EQMMコンテストの第3回は、諸外国からの5編に最優秀国外作品特別賞を与えたり、最優秀大学生作品特別賞を設けたりして、受賞作にヴァラエティをもたせることで、コンテストの目先を変えようとしています。国外作品のうちホルヘ・ルイス・ボルヘスの「八岐の園」は『伝奇集』の中でも知られた作品ですが、書いた本人が「推理小説である」と言っているのだからそうなのだろうという体のものです。シャーロッキアーナ特別賞の、ロバート・アーサー「謎の足跡」は、戦争中に精神を病んで、自分がシャーロック・ホームズだと思いこんだ男(もともと苗字がホームズなので、子どものころからシャーロックと呼ばれていた)のところへ、彼の病気の一因をつくった叔父が殺されたことを知らせにいくという話です。パスティッシュとしては奇妙な部類で、しかも、「ハムレット」の設定にも似ています。シェイクスピアというよりも久生十蘭の。
こうした企画ものは、賞を安っぽく見せるおそれがあって、とくに、乱発すると危険なものです。第3回のコンテストはその気配なきにしもあらずですが、ひとつだけ注目に値するのは、最優秀はなれわざ特別賞の、ジャック・モフェット「女と虎と」です。ただし、この作品を評価するためには、その前提となる著名な短編を、まず読まねばなりません。フランク・R・ストックトンのリドルストーリイ「女か虎か」です。
「女か虎か」はもともと19世紀の作品で、欧米ではかなり読まれている短編のようですが、この作品もストックトンも、日本語版EQMMに「女か虎か」が掲載されるまで、日本ではあまり知られてはいなかったようです。短編一作が衝撃を与えたという意味で、前々回紹介した「うしろを見るな」と双璧を成すといっていいかもしれません。加田伶太郎に「女か西瓜か」を、小松左京に「女か怪物(ベム)か」を書かせたのですから、なかなかのインパクトだったと言えるでしょう。「女か虎か」は『37の短篇』に収録され、ポケミス版では『天外消失』に入っているので、簡単に読めますから、内容紹介は省きましょう。
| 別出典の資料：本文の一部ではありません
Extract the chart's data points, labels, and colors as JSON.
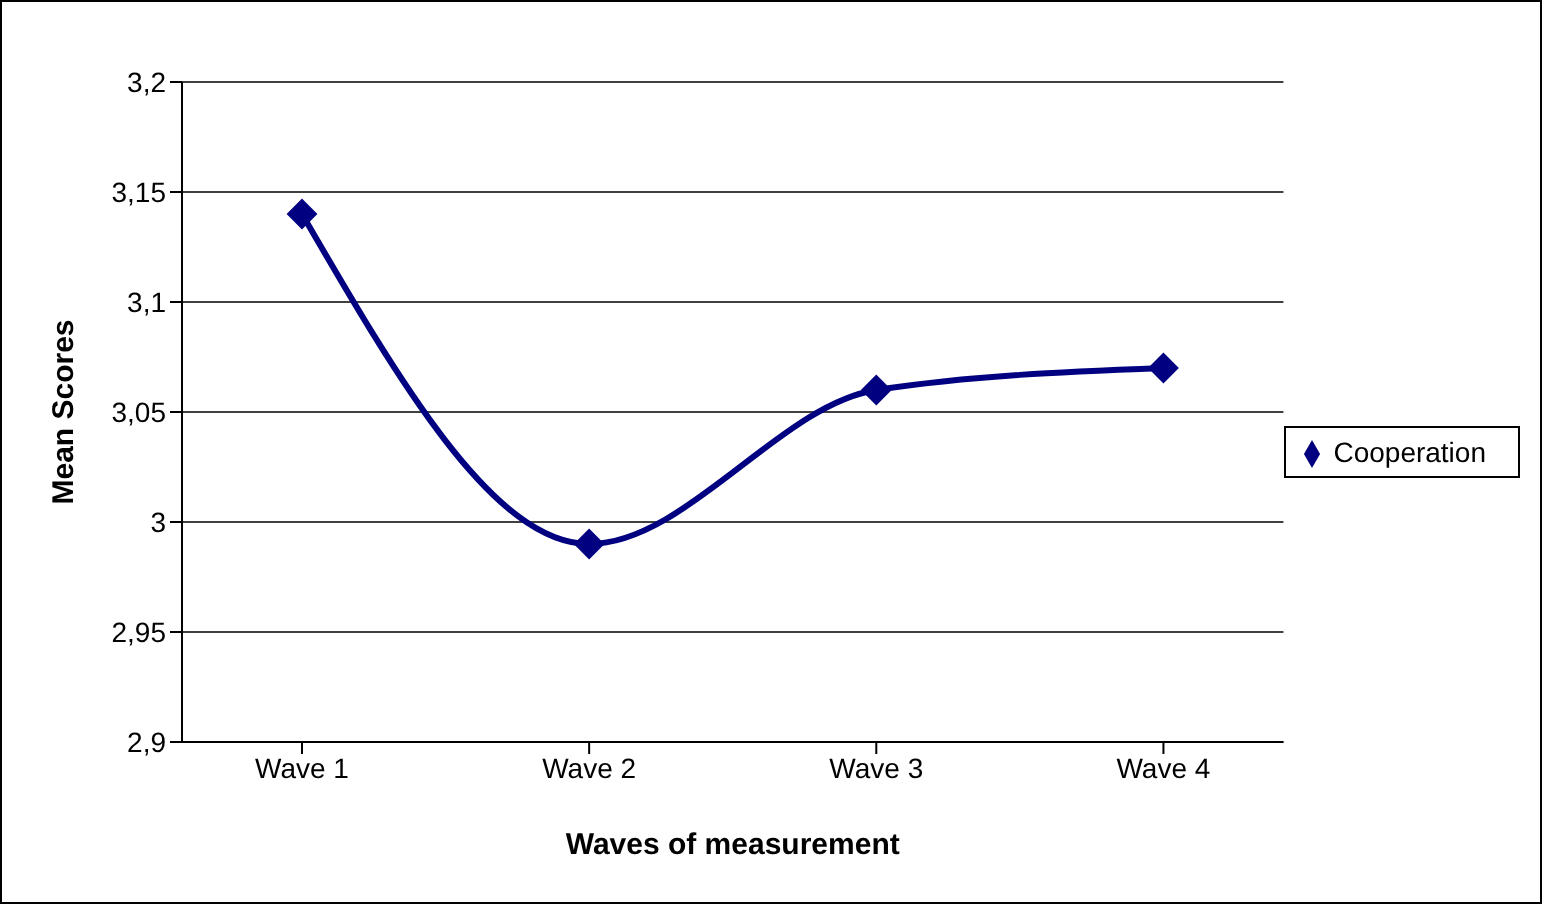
{
  "chart_data": {
    "type": "line",
    "categories": [
      "Wave 1",
      "Wave 2",
      "Wave 3",
      "Wave 4"
    ],
    "series": [
      {
        "name": "Cooperation",
        "color": "#000080",
        "values": [
          3.14,
          2.99,
          3.06,
          3.07
        ]
      }
    ],
    "xlabel": "Waves of measurement",
    "ylabel": "Mean Scores",
    "ylim": [
      2.9,
      3.2
    ],
    "yticks": [
      {
        "value": 2.9,
        "label": "2,9"
      },
      {
        "value": 2.95,
        "label": "2,95"
      },
      {
        "value": 3,
        "label": "3"
      },
      {
        "value": 3.05,
        "label": "3,05"
      },
      {
        "value": 3.1,
        "label": "3,1"
      },
      {
        "value": 3.15,
        "label": "3,15"
      },
      {
        "value": 3.2,
        "label": "3,2"
      }
    ],
    "grid": "y",
    "legend": "right",
    "marker": "diamond",
    "line_style": "solid"
  }
}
若者が開いた扉から出てきたのは女か虎か? その答えを書かないまま、読者の想像に委ねたところに、この作品の創意のすべてはありました。読者の想像に委ね、なおかつ、どこまでいってもバランスを崩さないよう考えぬいたところに。
この名短編に続編があることをつきとめたのが、エラリイ・クイーンの自慢でした。EQMMに「女か虎か」を再録したときに、その続編「三日月刀の促進士」をともに掲載したのです。日本語版EQMMに邦訳が載ったときも、二作一緒でした。多くのリストは、日本語版EQMM1958年1月号に「女か虎か」「三日月刀の促進士」が掲載されているとしていますが、当該号の目次には「女か虎か」しか載っていないので、注意を要します。ふたつ併せて「女か虎か」という扱いなのです。「三日月刀の促進士」は、「女か虎か」の話を伝え聞いた他国の使者が、女か虎かを確かめに訪れるという話です。使者を迎えたその国の高官は、それには答えず、別の話を始めます。それは、その国の美女たちの中から妻を娶りたいと訪れた、ある国の王子の話でした。高官の話はそれ自体が、また、ひとつのリドルストーリイになっているという趣向で、正解を言い当てたら、女か虎かを教えましょうと、意地悪く終わっています。
第3回コンテスト最優秀はなれわざ特別賞の「女と虎と」は、この「女か虎か」にひとつの解決を与えたものでした。ジャック・モフェットの創意は、なかなかのもので、なにより、「女か虎か」の一方を取りながら、同時に他方を捨てなかったところに、巧さがありました。それは確かに、ひとつのはなれわざであったと言えるでしょう。ただし、そのはなれわざを成立させるために、モフェットは、王と王女をヘロデとサロメにしなければなりませんでした。そのため、ストックトンが持っていた寓話性とシンプルな強さが失われたことは否めません。